Hearing loss can happen for a variety of reasons, but by far the most common is noise-related hearing loss. Noise-related hearing loss occurs when your hearing is exposed to excessively loud volumes of sound. Sadly, very loud noise can easily cause irreversible damage to our hearing. This is because our hearing sensitivity relies on tiny and delicate “hair cells” that detect vibrations sound waves make in the air and translates the sound into a signal for the brain to interpret. 

We use all our hair cells to capture the nuance and detail of incoming sounds. However, when our hearing is exposed to loud noise, it can strain hair cells past their breaking point. Hair cells can’t repair or regrow themselves if they are damaged, unlike many of our body’s cells, so damage to the tiny sensory cells is permanent damage. The more hair cells we lose, the less detail we can perceive in the sound we hear. This is why hearing loss often sounds like speech is muffled or unclear, even when we can detect that someone is speaking.

Noise-related hearing damage can occur anytime we expose our ears to too much noise, and the damage accumulates throughout our life. Gradual hearing injuries will eventually become significant hearing loss where our sense of sound becomes limited because of noise damage. In a troubling trend, new cases of hearing loss are on the rise in younger generations, such as millennials and Gen Z. 

How Do You Protect Your Hearing

It is important to recognize that loud noise can have consequences. Noise-induced hearing loss is the most common cause of hearing loss, but it is also the most preventable. A key part of lifelong hearing health is taking into account how important your hearing is and avoiding loud noises or dampening your exposure with earplugs or earmuffs. 

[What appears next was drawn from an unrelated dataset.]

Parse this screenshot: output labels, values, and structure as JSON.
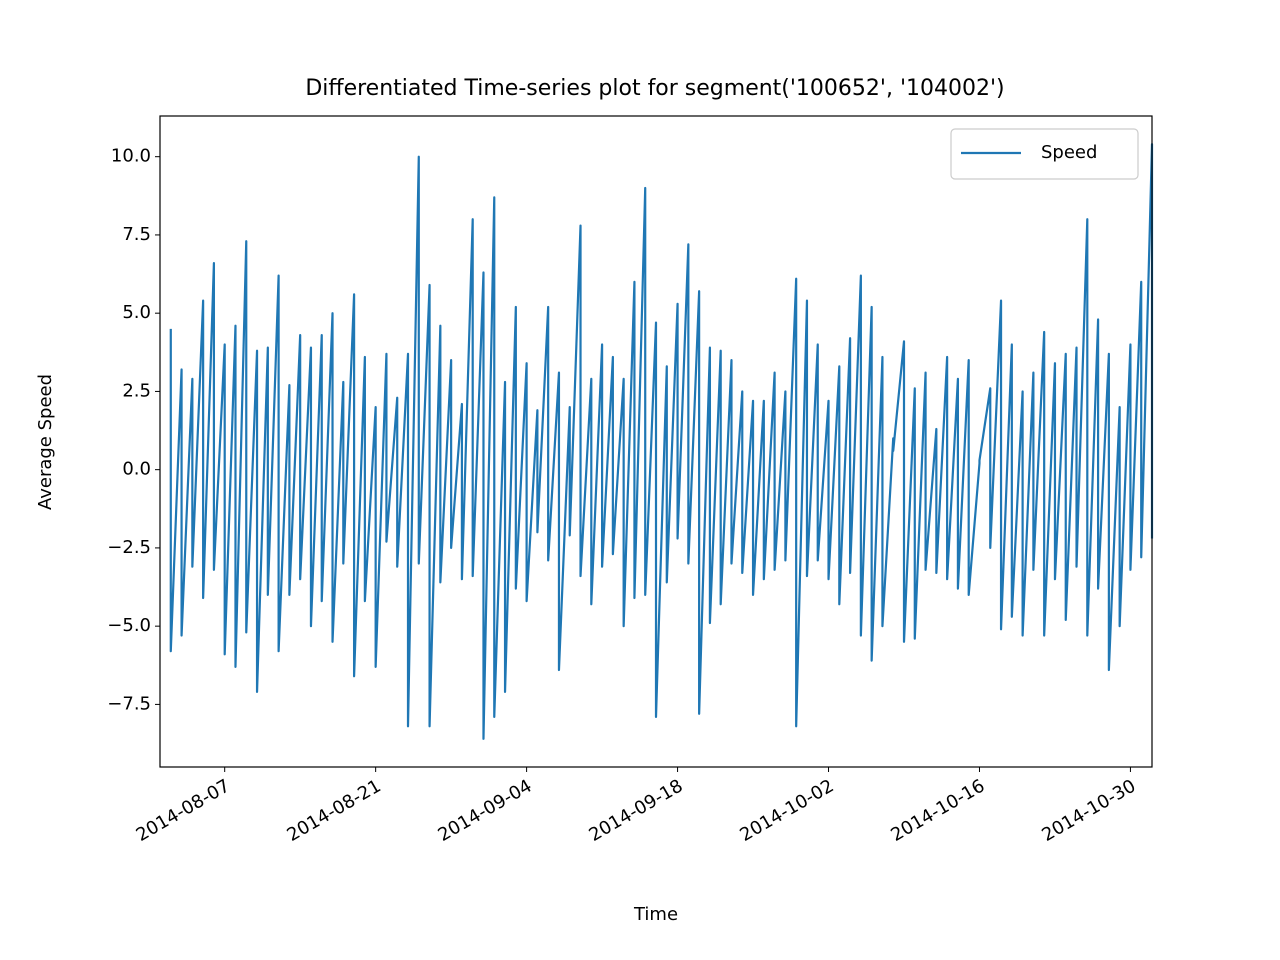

The spectrum of damaging noise begins at the sound level of 85 decibels (dB), about the sound of a lawnmower operating. At 85 dB, your hearing will sustain permanent damage after 8 hours of continuous exposure (think working on a loud Jobsite for 8 hours a day). Louder volumes have a greatly reduced “safe” period. Live music, on average, exposes a concertgoer to 105 dB of sound, causing hearing damage in under 10 minutes. Very loud sounds, such as gunshots or fireworks will cause immediate hearing damage if your ears are exposed. They put out a volume of 120 dB. While most hearing damage isn’t physically painful, which sadly makes it harder to notice when it may be occurring, sounds over 130 dB are so loud they induce physical pain in the ear canal. 

To keep track of your noise exposure, try a handheld approach. Turn your smartphone into a decibel meter with the assistance of a sound monitoring app. When you notice a loud environment around you, check to see your noise exposure, and take action to protect your hearing. Make a habit of traveling with hearing protection for the noise you can’t avoid, and you can greatly reduce your risk of hearing loss.